We have seen most people struggle while searching for the required and relevant data from the huge dataset. That's a challenging task and we wanted to find a solution to this problem for a long time. Schonfeld Street ID Challenge asked for a similar problem, so we decided to dive deeper into this project for our hackathon.
we have given a dataset of securities and their street IDs. The challenge is to design a performant search engine that, given a query, will index all securities and their street IDs and return the most relevant securities ordered from most relevant to least relevant. We have built a search engine that will give results within 30 seconds or less for the huge dataset given by Schonfeld.

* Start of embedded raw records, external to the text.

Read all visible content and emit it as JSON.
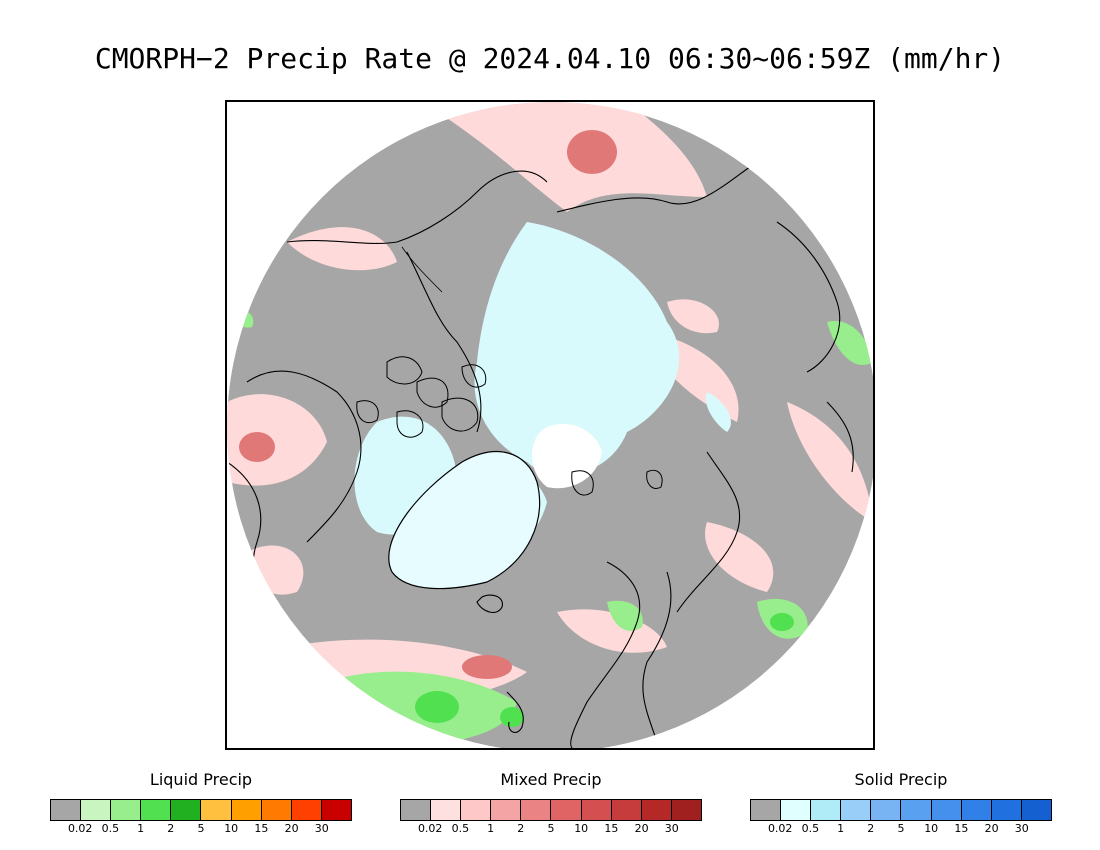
{
  "title": "CMORPH−2 Precip Rate @ 2024.04.10 06:30~06:59Z (mm/hr)",
  "legends": [
    {
      "title": "Liquid Precip",
      "colors": [
        "#a6a6a6",
        "#c8f5c0",
        "#98ee8c",
        "#50e050",
        "#20b020",
        "#ffc040",
        "#ffa000",
        "#ff7a00",
        "#ff4000",
        "#c80000"
      ],
      "ticks": [
        "0.02",
        "0.5",
        "1",
        "2",
        "5",
        "10",
        "15",
        "20",
        "30"
      ]
    },
    {
      "title": "Mixed Precip",
      "colors": [
        "#a6a6a6",
        "#ffe0e0",
        "#ffc8c8",
        "#f4a4a4",
        "#ea8484",
        "#e06464",
        "#d45050",
        "#c63c3c",
        "#b42828",
        "#a02020"
      ],
      "ticks": [
        "0.02",
        "0.5",
        "1",
        "2",
        "5",
        "10",
        "15",
        "20",
        "30"
      ]
    },
    {
      "title": "Solid Precip",
      "colors": [
        "#a6a6a6",
        "#e0ffff",
        "#b0ecf8",
        "#98cef8",
        "#78b4f4",
        "#5aa0f0",
        "#4490ec",
        "#3080e8",
        "#2070e0",
        "#1460d0"
      ],
      "ticks": [
        "0.02",
        "0.5",
        "1",
        "2",
        "5",
        "10",
        "15",
        "20",
        "30"
      ]
    }
  ]
}
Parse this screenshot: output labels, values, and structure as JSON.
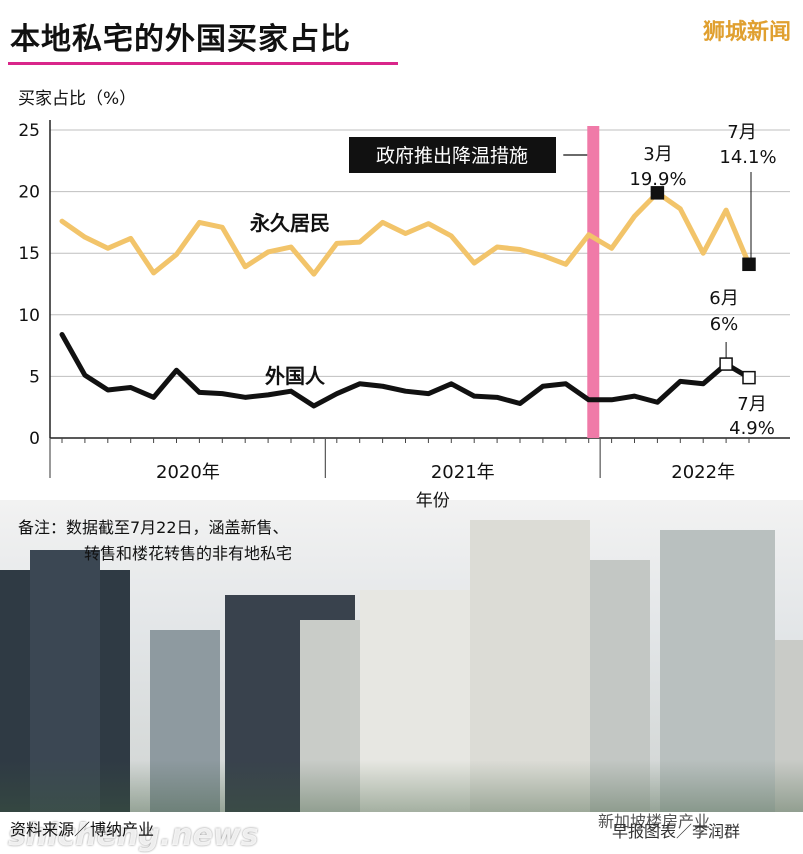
{
  "header": {
    "title": "本地私宅的外国买家占比",
    "brand": "狮城新闻"
  },
  "chart_data": {
    "type": "line",
    "ylabel": "买家占比（%）",
    "xlabel": "年份",
    "ylim": [
      0,
      25
    ],
    "yticks": [
      0,
      5,
      10,
      15,
      20,
      25
    ],
    "year_labels": [
      "2020年",
      "2021年",
      "2022年"
    ],
    "months_start": "2020-01",
    "series": [
      {
        "name": "永久居民",
        "color": "#f2c46a",
        "values": [
          17.6,
          16.3,
          15.4,
          16.2,
          13.4,
          14.9,
          17.5,
          17.1,
          13.9,
          15.1,
          15.5,
          13.3,
          15.8,
          15.9,
          17.5,
          16.6,
          17.4,
          16.4,
          14.2,
          15.5,
          15.3,
          14.8,
          14.1,
          16.5,
          15.4,
          18.0,
          19.9,
          18.6,
          15.0,
          18.5,
          14.1
        ]
      },
      {
        "name": "外国人",
        "color": "#111111",
        "values": [
          8.4,
          5.1,
          3.9,
          4.1,
          3.3,
          5.5,
          3.7,
          3.6,
          3.3,
          3.5,
          3.8,
          2.6,
          3.6,
          4.4,
          4.2,
          3.8,
          3.6,
          4.4,
          3.4,
          3.3,
          2.8,
          4.2,
          4.4,
          3.1,
          3.1,
          3.4,
          2.9,
          4.6,
          4.4,
          6.0,
          4.9
        ]
      }
    ],
    "event": {
      "label": "政府推出降温措施",
      "at_month_index": 23.2,
      "color": "#f07aa8"
    },
    "annotations": [
      {
        "series": "永久居民",
        "index": 26,
        "month": "3月",
        "value": "19.9%",
        "marker": "filled"
      },
      {
        "series": "永久居民",
        "index": 30,
        "month": "7月",
        "value": "14.1%",
        "marker": "filled"
      },
      {
        "series": "外国人",
        "index": 29,
        "month": "6月",
        "value": "6%",
        "marker": "hollow"
      },
      {
        "series": "外国人",
        "index": 30,
        "month": "7月",
        "value": "4.9%",
        "marker": "hollow"
      }
    ]
  },
  "notes": {
    "line1": "备注：数据截至7月22日，涵盖新售、",
    "line2": "转售和楼花转售的非有地私宅"
  },
  "footer": {
    "source": "资料来源／博纳产业",
    "credit": "早报图表／李润群",
    "wechat": "新加坡楼房产业",
    "watermark": "shicheng.news"
  }
}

We started with the understanding of the problem statement. After that, we analyzed the dataset for potential challenges and did brainstorming the approach to tackle such problems. Then, we divided the tasks within our team - @Sanket started working on the backend API and @Sumedh started on the frontend UI. we have developed backend API using FastAPI (python) and used the FuzzyWuzzy library for string matching tasks. We designed a simple dashboard that will allow users to input queries and after clicking on the submit button it will populate the relevant data in tabular format. We developed UI using Angular that will fetch JSON data from backend API through service and display it on the dashboard. We have used GitHub for the project repo and deployed it on Heroku.
The most challenging part was handling a huge amount of data. We needed to find perfect as well as partial matches of the user query that could be the substring of the one string or the exact string within a security or street IDs. There could be a scenario where the query occurs multiple times in a single security record. So we extracted such matches, assigned their priority, and populated them based on ranking.
From our search engine, we achieved to give the result of a user query within 30 seconds or less and this could be a great accomplishment for us from this challenge.
We can tackle any kind of problem if we work together as a team and accomplish our goals.
We have enjoyed this challenge and we will try to better visualize the results and optimize our algorithm as a future scope.
- Angular
- FastAPI
- GitHub
- Heroku
- Python